Institute of Physical Biology, Heinrich Heine University Düsseldorf, Düsseldorf, Germany.

Institute of Biological Information Processing, IBI-7: Structural Biochemistry, Forschungszentrum Jülich, Jülich, Germany.

出版信息

Methods Mol Biol. 2022;2439:131-151. doi: 10.1007/978-1-0716-2047-2_10.

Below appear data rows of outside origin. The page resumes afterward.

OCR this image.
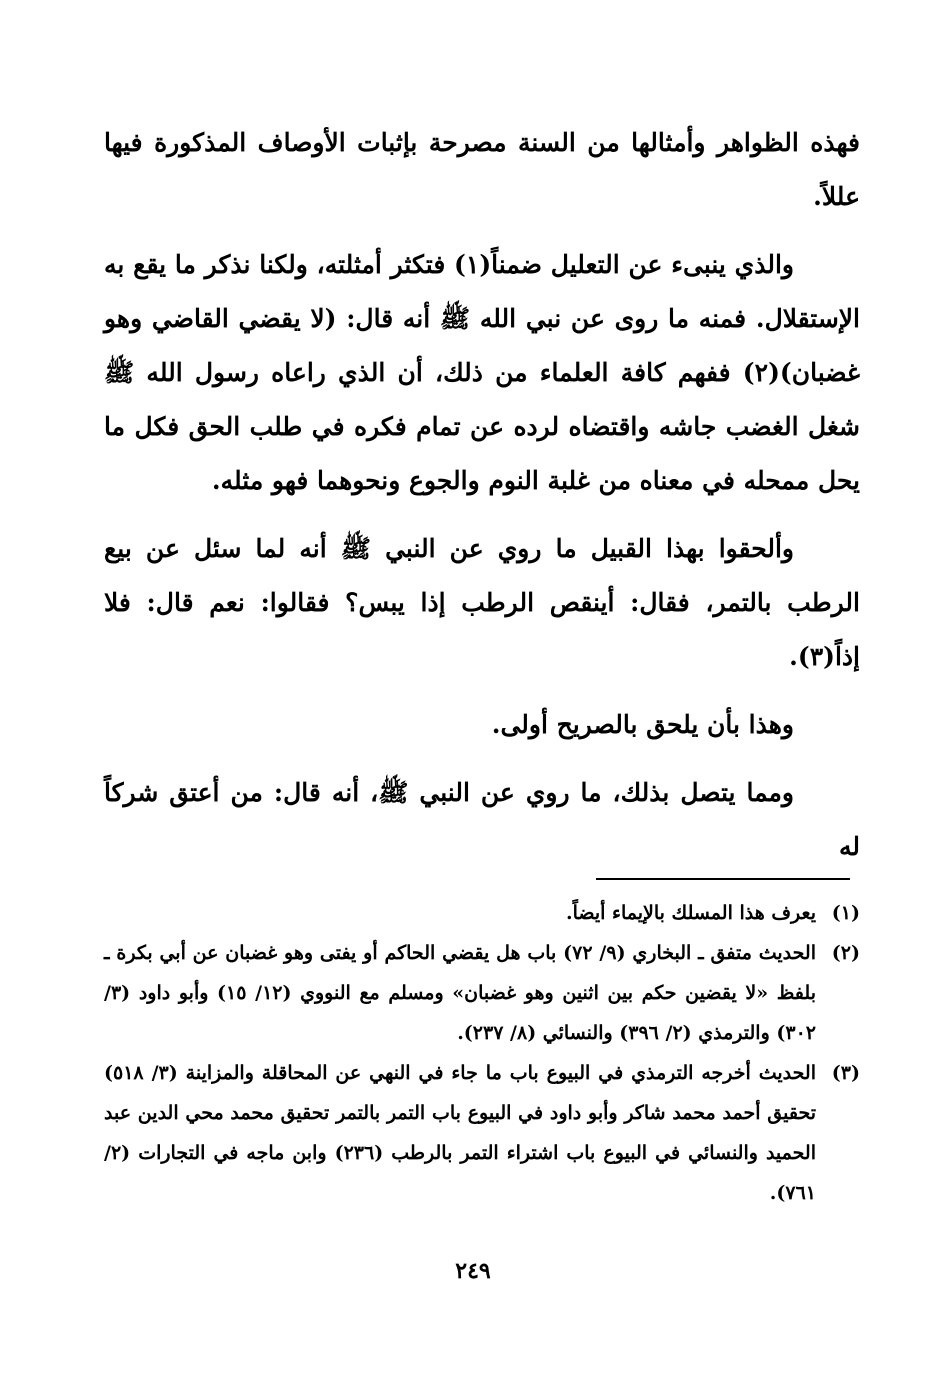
فهذه الظواهر وأمثالها من السنة مصرحة بإثبات الأوصاف المذكورة فيها عللاً.

والذي ينبىء عن التعليل ضمناً(١) فتكثر أمثلته، ولكنا نذكر ما يقع به الإستقلال. فمنه ما روى عن نبي الله ﷺ أنه قال: (لا يقضي القاضي وهو غضبان)(٢) ففهم كافة العلماء من ذلك، أن الذي راعاه رسول الله ﷺ شغل الغضب جاشه واقتضاه لرده عن تمام فكره في طلب الحق فكل ما يحل ممحله في معناه من غلبة النوم والجوع ونحوهما فهو مثله.

وألحقوا بهذا القبيل ما روي عن النبي ﷺ أنه لما سئل عن بيع الرطب بالتمر، فقال: أينقص الرطب إذا يبس؟ فقالوا: نعم قال: فلا إذاً(٣).

وهذا بأن يلحق بالصريح أولى.

ومما يتصل بذلك، ما روي عن النبي ﷺ، أنه قال: من أعتق شركاً له

(١)
يعرف هذا المسلك بالإيماء أيضاً.
(٢)
الحديث متفق ـ البخاري (٩/ ٧٢) باب هل يقضي الحاكم أو يفتى وهو غضبان عن أبي بكرة ـ بلفظ «لا يقضين حكم بين اثنين وهو غضبان» ومسلم مع النووي (١٢/ ١٥) وأبو داود (٣/ ٣٠٢) والترمذي (٢/ ٣٩٦) والنسائي (٨/ ٢٣٧).
(٣)
الحديث أخرجه الترمذي في البيوع باب ما جاء في النهي عن المحاقلة والمزاينة (٣/ ٥١٨) تحقيق أحمد محمد شاكر وأبو داود في البيوع باب التمر بالتمر تحقيق محمد محي الدين عبد الحميد والنسائي في البيوع باب اشتراء التمر بالرطب (٢٣٦) وابن ماجه في التجارات (٢/ ٧٦١).
٢٤٩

DOI:10.1007/978-1-0716-2047-2_10

PMID:35226320

Abstract

Catalytically active DNA oligomers (or DNAzymes) offer a broad spectrum of functions as well as applications. Although known for over two decades, the DNAzyme's mode-of-actions are still poorly understood, mainly due to lack of high-resolution structural insights. Due to their molecular size, structural flexibility, and dynamic interactions with metal-ion cofactors, solution nuclear magnetic resonance spectroscopy (NMR) can serve as optimal tool to obtain mechanistic insights of DNAzymes. In this respect, nearly all states of the DNAzyme and its substrate during the catalytic cycle are accessible. The instructions and protocols provided in the following may assist the initial steps of an NMR-based characterization of DNAzymes. To reduce the initial setup requirements and foster exciting new research projects, the discussed approaches focus on experiments that do not require cost-intensive isotope labeling strategies.

摘要

催化活性 DNA 寡聚物（或 DNA 酶）具有广泛的功能和应用。尽管已经有二十多年的历史，但 DNA 酶的作用模式仍未被充分理解，主要是由于缺乏高分辨率的结构见解。由于其分子大小、结构灵活性以及与金属离子辅因子的动态相互作用，溶液核磁共振波谱（NMR）可以作为获得 DNA 酶机制见解的最佳工具。在这方面，可以获得催化循环过程中 DNA 酶及其底物的几乎所有状态。以下提供的说明和方案可能有助于对 DNA 酶进行基于 NMR 的表征的初始步骤。为了降低初始设置要求并促进令人兴奋的新研究项目，所讨论的方法侧重于不需要昂贵的同位素标记策略的实验。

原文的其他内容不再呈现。